During an interview on NRA News, Mike Piccione, editor of Daily Caller's "Guns and Gear" section, and host Ginny Simone spoke of “a team effort” between the National Rifle Association (NRA) and the Caller to promote gun ownership. During the interview Piccione said he hoped to expand his online publication's controversial gun giveaway promotion by giving away a firearm to a Caller email list subscriber who signs up for an NRA membership.
MIKE PICCIONE, DAILY CALLER GUNS AND GEAR EDITOR: Check back though because we're going to do a few things. One thing I want to do is I want to give a gun to somebody that joins the National Rifle Association from the Daily Caller.
GINNY SIMONE, HOST: Alrighty.
PICCIONE: Absolutely. Join the NRA and we'll support you.
SIMONE: It's a team effort.
PICCIONE: Exactly.
Piccione also admitted that the gun giveaway promotion was the result of a brainstorm session with far right-wing gun manufacturer Jim Pontillo.
The Caller at one point distanced themselves from Pontillo's political views when confronted with extreme and racial comments about President Obama made by prize gun manufacturer Pontillo, telling The Washington Post, “All that's germane to the contest is that he's a fully licensed firearms manufacturer. If we were giving away iPads, the political views of Apple would also be irrelevant.” But the next day, Piccione told NRA News host Ginny Simone that he came up with the idea for the promotion with his “friend” Pontillo in order to “remind people” that Caller is “pro-Constitution” and “pro-gun.”

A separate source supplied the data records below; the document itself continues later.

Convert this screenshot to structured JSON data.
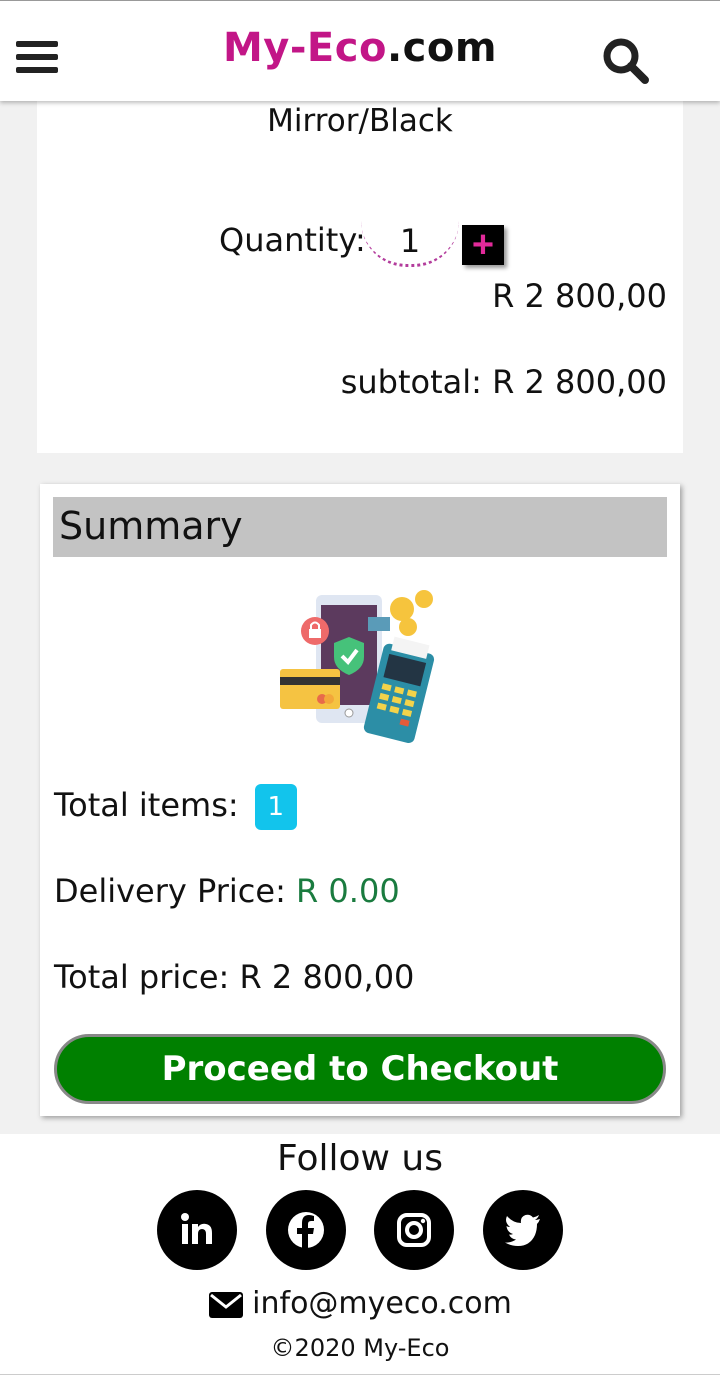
{
  "header": {
    "brand": "My-Eco",
    "tld": ".com",
    "menu_icon": "hamburger-menu-icon",
    "search_icon": "search-icon",
    "brand_color": "#c21687"
  },
  "cart_item": {
    "variant": "Mirror/Black",
    "quantity_label": "Quantity:",
    "quantity": "1",
    "plus_label": "+",
    "price": "R 2 800,00",
    "subtotal": "subtotal: R 2 800,00"
  },
  "summary": {
    "title": "Summary",
    "illustration": "mobile-payment-illustration",
    "total_items_label": "Total items:",
    "total_items": "1",
    "delivery_label": "Delivery Price:",
    "delivery_price": "R 0.00",
    "total_label": "Total price:",
    "total_price": "R 2 800,00",
    "checkout_label": "Proceed to Checkout",
    "checkout_color": "#008000"
  },
  "footer": {
    "follow": "Follow us",
    "socials": [
      "linkedin-icon",
      "facebook-icon",
      "instagram-icon",
      "twitter-icon"
    ],
    "email": "info@myeco.com",
    "copyright": "©2020 My-Eco"
  }
}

SIMONE: How did you come up with the idea?
PICCIONE: Well we just...the manufacturer and designer of the gun Jim Pontillo is a friend of mine and we're always talking about different things that probably should be done, could be done, and maybe never will be done. And that's when we thought about, “Well geez we got a new gun section, why don't we give some guns away?” And Jim was all for it and he said, “What should we do?” Well I said, “Well let's think maybe from Memorial Day to Election Day and give a gun a week just to kind of remind people that we're pro-Constitution, we're pro-gun, we got a new gun section and we want to bring our message of gun good news as deeply as possible to the American people though the mainstream media.”
In a later exchange Piccione defended the politics of Pontillo, calling his views on immigration “mainstream.”
SIMONE: What about the [Washington] Post going after, as you said, the president of FMK [Jim Pontillo] saying that he is known for his extreme political rhetoric?
PICCIONE: One of his political rhetoric items that was so extreme that he supported was he just wanted Arizona to be able to enforce their borders and to arrest illegal immigrants after they have committed a crime. So it's easy to make the claim something is extreme, just pull the veil back a little bit you find out what is really extreme to liberals is mainstream to the rest of America.
The Post did not raise Pontillo's comments about immigration in its article about him; Piccione instead appears to be referencing Pontillo's 2010 column authored for Human Events, which was mentioned by Media Matters and Slate's David Weigel. In that piece, the gun manufacturer favorably compared Arizona's controversial SB 1070 to the attack on Fort Sumter:
Arizona's SB1070 is a preemptive strike; a warning to a despotic administration that the American people are only going to tolerate a limited amount of assault on their sovereignty, it is a precursor revealing dissatisfaction turning to action.
Whether or not SB1070 is proper or right is really not the point. The question is...
Are Americans beginning to feel as intently in 2010 that its government has unjustly pushed them, as did the Confederate citizens of 1860?
Responding to that column, Caller Editor In Chief Tucker Carlson told Weigel, “A little rebellion once in a while isn't a bad thing.”